Message par Gounou »

Strum a écrit :
Strum a écrit :Là dessus, je suis d'accord avec toi. Spielberg exprime clairement ses choix et ses préférences. On peut y voir la vision claire et humaniste d'un cinéaste défendant ses convictions (qu'il doit exprimer à partir du moment où il a choisi un tel sujet). Mais si tu attendais du film, parce qu'il appartient en surface au genre de l'espionnage, qu'il fasse preuve d'ambiguité et nous laisse troublés sur les intentions réelles du cinéaste, je comprends mieux tes réticences. J'ajoute que j'y vois également une des raisons pour lesquelles le film patine à Berlin Est. Rylance (l'espion russe) ayant disparu de la circulation, le film, qui est en fait une supplique adressée à l'Amérique, perd soudain son coeur et son centre.
Je complète ma réponse : ce qui rend le film moins lisse et moins assuré (et non moins clair) que ce qu'il pourrait être et que ce que tu décris, c'est l'inquiétude diffuse dans lequel il baigne. La position de Spielberg a beau être claire, il est inquiet ; inquiet pour le sort de Rylance, inquiet pour le futur d'une nation élevant ses enfants dans la peur et acceptant les privations de liberté à Guantanamo comme un fait accompli, et inquiet peut-être de se tromper lui-même.

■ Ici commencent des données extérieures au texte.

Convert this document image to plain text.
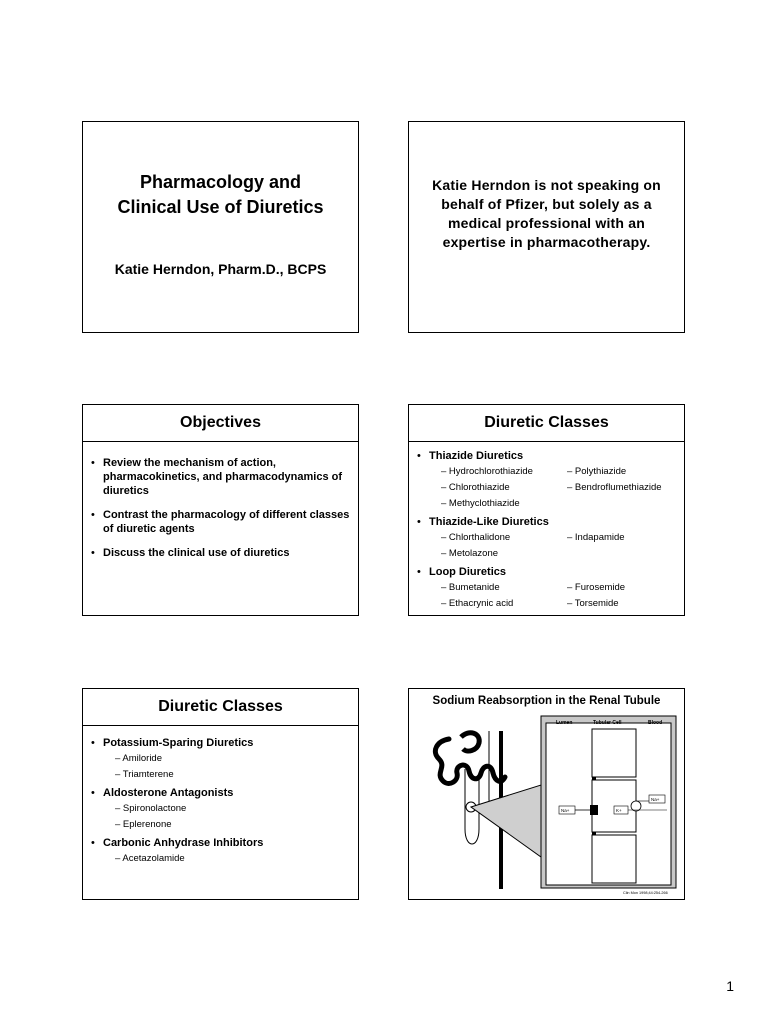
Pharmacology and
Clinical Use of Diuretics
Katie Herndon, Pharm.D., BCPS
Katie Herndon is not speaking on
behalf of Pfizer, but solely as a
medical professional with an
expertise in pharmacotherapy.
Objectives
• Review the mechanism of action, pharmacokinetics, and pharmacodynamics of diuretics
• Contrast the pharmacology of different classes of diuretic agents
• Discuss the clinical use of diuretics
Diuretic Classes
• Thiazide Diuretics
– Hydrochlorothiazide	– Polythiazide
– Chlorothiazide	– Bendroflumethiazide
– Methyclothiazide
• Thiazide-Like Diuretics
– Chlorthalidone	– Indapamide
– Metolazone
• Loop Diuretics
– Bumetanide	– Furosemide
– Ethacrynic acid	– Torsemide
Diuretic Classes
• Potassium-Sparing Diuretics
– Amiloride
– Triamterene
• Aldosterone Antagonists
– Spironolactone
– Eplerenone
• Carbonic Anhydrase Inhibitors
– Acetazolamide
Sodium Reabsorption in the Renal Tubule
Lumen	Tubular Cell	Blood
Na+	K+
Na+
Clin Mon 1998;44:254-266
1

Je t'accorde ça et pourtant ce que tu nommes "inquiétude diffuse", je l'ai plus ressenti comme une "inquiétude diluée". Ce que j'aurais sans doute aimé voir imprégner le film entier et qui est plutôt bien amorcé dans sa première partie - que je délimite à l'arrivée des violons de Thomas Newman - disparaît petit à petit au profit de négociations rendues presque nonchalantes malgré leur côté "seul contre tous".
Encore une fois, le film ne distille pas son inquiétude par un climat mais par des illustrations/parallèlismes appuyés.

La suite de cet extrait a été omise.